Ficar doente, realizar um procedimento médico ou precisar se afastar do trabalho por recomendação profissional são situações que podem acontecer com qualquer trabalhador. Nesses momentos, o atestado médico passa a ser um documento essencial para justificar a ausência ao trabalho. Ainda assim, dúvidas sobre sua validade, os direitos do empregado e as obrigações da empresa continuam sendo bastante comuns.
De forma geral, o atestado médico emitido por profissional legalmente habilitado é um documento apto a justificar a ausência do trabalhador. Durante o período de afastamento indicado, a falta é considerada justificada e, nos casos previstos em lei, o empregado mantém o direito à remuneração.
Com o avanço da tecnologia, também se tornou comum a emissão de atestados em formato eletrônico. Desde que emitidos por profissional habilitado e observados os requisitos legais, esses documentos possuem a mesma validade dos atestados físicos, não podendo ser recusados apenas por terem sido apresentados em meio digital.
Vale lembrar que atestados emitidos por cirurgiões-dentistas também possuem validade para justificar a ausência ao trabalho, desde que observados os requisitos legais e emitidos por profissional regularmente inscrito no respectivo conselho de classe.
Isso, porém, não significa que todo documento deva ser aceito automaticamente. A empresa pode verificar se o atestado atende aos requisitos mínimos de validade, como identificação do profissional de saúde, registro no respectivo conselho, assinatura, data de emissão e período de afastamento. Havendo indícios de irregularidade ou fraude, é possível adotar medidas para confirmar sua autenticidade.
Outra dúvida frequente diz respeito ao prazo para apresentação do atestado. A legislação trabalhista não estabelece um período único para sua entrega, razão pela qual muitas empresas disciplinam essa questão por meio de regulamentos internos, acordos ou convenções coletivas. Por isso, é importante que o trabalhador conheça as regras adotadas pelo empregador e apresente o documento o quanto antes, evitando transtornos e questionamentos sobre a justificativa da ausência.
Também é comum surgirem dúvidas sobre o Código Internacional de Doenças (CID). Ao contrário do que muitos imaginam, sua indicação no atestado não é obrigatória. A inclusão do diagnóstico depende da autorização expressa do paciente, em respeito ao sigilo médico e à proteção de seus dados pessoais.
Outra situação recorrente envolve o comprovante de comparecimento. Diferentemente do atestado médico, que recomenda o afastamento em razão da condição de saúde, esse documento apenas comprova que o trabalhador esteve em consulta ou realizou um exame em determinado horário. Assim, sua apresentação não garante, por si só, a justificativa de toda a jornada de trabalho, podendo a situação ser disciplinada pelas normas internas da empresa ou por instrumentos coletivos.

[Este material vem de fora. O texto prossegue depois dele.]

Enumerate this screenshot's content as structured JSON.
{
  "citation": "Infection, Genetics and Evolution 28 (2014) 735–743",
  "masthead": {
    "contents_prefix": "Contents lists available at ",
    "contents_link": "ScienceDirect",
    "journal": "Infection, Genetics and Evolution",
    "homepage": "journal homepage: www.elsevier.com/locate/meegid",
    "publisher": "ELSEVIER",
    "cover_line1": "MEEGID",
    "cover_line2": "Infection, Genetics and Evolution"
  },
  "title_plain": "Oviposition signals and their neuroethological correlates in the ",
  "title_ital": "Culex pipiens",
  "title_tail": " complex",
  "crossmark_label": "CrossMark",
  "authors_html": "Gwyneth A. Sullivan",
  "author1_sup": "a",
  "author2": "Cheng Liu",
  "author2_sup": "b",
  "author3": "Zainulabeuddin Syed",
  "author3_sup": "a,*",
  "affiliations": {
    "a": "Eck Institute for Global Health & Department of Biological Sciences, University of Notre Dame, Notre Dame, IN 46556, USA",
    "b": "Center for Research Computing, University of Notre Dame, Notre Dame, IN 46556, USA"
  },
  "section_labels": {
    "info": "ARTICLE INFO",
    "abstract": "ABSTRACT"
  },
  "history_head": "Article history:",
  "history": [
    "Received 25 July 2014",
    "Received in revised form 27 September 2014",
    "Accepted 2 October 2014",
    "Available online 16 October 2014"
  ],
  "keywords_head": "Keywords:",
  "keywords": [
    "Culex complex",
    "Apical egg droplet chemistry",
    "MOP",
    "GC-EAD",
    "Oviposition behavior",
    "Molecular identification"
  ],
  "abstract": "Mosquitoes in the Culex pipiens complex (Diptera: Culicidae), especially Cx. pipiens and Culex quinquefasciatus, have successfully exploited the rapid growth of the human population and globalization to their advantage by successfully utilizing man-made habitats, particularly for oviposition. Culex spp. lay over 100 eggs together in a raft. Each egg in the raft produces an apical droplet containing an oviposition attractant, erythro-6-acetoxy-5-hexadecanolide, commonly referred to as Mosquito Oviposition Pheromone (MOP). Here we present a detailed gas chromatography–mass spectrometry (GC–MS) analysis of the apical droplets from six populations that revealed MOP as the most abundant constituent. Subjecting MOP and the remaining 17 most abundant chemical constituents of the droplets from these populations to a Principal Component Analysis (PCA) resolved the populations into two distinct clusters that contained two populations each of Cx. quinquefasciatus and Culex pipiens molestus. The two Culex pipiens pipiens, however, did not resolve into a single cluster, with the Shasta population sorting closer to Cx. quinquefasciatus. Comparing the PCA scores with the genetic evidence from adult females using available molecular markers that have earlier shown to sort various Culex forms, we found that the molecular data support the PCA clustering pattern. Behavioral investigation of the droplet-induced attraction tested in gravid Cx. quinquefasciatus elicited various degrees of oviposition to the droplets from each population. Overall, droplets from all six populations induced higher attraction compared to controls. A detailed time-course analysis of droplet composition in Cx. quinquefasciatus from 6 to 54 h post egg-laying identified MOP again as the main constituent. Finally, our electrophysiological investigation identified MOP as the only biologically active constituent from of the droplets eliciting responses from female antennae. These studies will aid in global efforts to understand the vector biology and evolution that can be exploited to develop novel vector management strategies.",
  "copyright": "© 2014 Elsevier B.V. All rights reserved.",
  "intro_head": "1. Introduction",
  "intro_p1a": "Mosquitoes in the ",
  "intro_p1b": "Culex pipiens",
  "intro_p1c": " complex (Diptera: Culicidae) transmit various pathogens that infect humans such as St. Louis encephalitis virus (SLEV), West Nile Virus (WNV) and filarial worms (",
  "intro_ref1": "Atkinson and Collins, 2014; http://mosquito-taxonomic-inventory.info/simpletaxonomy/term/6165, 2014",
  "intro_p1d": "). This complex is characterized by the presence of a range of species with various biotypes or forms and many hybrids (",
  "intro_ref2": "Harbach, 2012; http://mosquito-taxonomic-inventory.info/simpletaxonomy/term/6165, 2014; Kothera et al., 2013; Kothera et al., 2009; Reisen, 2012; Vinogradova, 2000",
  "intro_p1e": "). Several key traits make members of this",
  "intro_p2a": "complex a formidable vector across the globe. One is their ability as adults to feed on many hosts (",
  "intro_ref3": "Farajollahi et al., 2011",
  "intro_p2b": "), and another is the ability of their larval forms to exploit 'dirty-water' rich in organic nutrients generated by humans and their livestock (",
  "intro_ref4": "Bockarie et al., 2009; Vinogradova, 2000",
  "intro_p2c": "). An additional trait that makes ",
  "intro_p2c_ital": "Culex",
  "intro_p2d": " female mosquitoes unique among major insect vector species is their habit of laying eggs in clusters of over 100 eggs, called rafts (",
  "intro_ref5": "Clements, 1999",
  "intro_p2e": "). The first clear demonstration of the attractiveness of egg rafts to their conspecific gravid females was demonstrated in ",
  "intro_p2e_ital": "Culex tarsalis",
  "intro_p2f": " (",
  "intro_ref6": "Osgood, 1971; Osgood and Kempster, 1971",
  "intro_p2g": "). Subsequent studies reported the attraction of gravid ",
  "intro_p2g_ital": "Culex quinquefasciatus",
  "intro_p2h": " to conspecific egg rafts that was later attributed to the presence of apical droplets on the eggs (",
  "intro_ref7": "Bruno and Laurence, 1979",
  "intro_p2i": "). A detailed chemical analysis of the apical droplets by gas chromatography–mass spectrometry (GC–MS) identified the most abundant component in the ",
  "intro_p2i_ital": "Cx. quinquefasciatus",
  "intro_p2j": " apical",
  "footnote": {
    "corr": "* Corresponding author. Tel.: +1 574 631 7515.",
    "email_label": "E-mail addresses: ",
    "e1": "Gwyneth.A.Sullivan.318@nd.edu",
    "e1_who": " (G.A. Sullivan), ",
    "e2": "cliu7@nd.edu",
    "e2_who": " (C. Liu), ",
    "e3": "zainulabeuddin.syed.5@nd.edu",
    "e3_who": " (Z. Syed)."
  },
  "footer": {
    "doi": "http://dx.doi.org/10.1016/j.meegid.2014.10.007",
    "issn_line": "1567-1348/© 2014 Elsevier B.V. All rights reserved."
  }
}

Nos afastamentos superiores a quinze dias consecutivos, também há uma divisão de responsabilidades. Nos primeiros quinze dias, o salário é pago pelo empregador. A partir do décimo sexto dia, preenchidos os requisitos legais, caberá ao INSS analisar a concessão do benefício previdenciário.
Em um cenário em que as relações de trabalho exigem cada vez mais diálogo, transparência e responsabilidade, compreender o papel do atestado médico é fundamental. Mais do que um documento destinado a justificar faltas, ele representa uma importante ferramenta de proteção à saúde do trabalhador e de segurança jurídica para ambas as partes. Quando empregados e empregadores conhecem seus direitos e deveres, reduzem-se conflitos e fortalecem-se relações de trabalho mais equilibradas e respeitosas.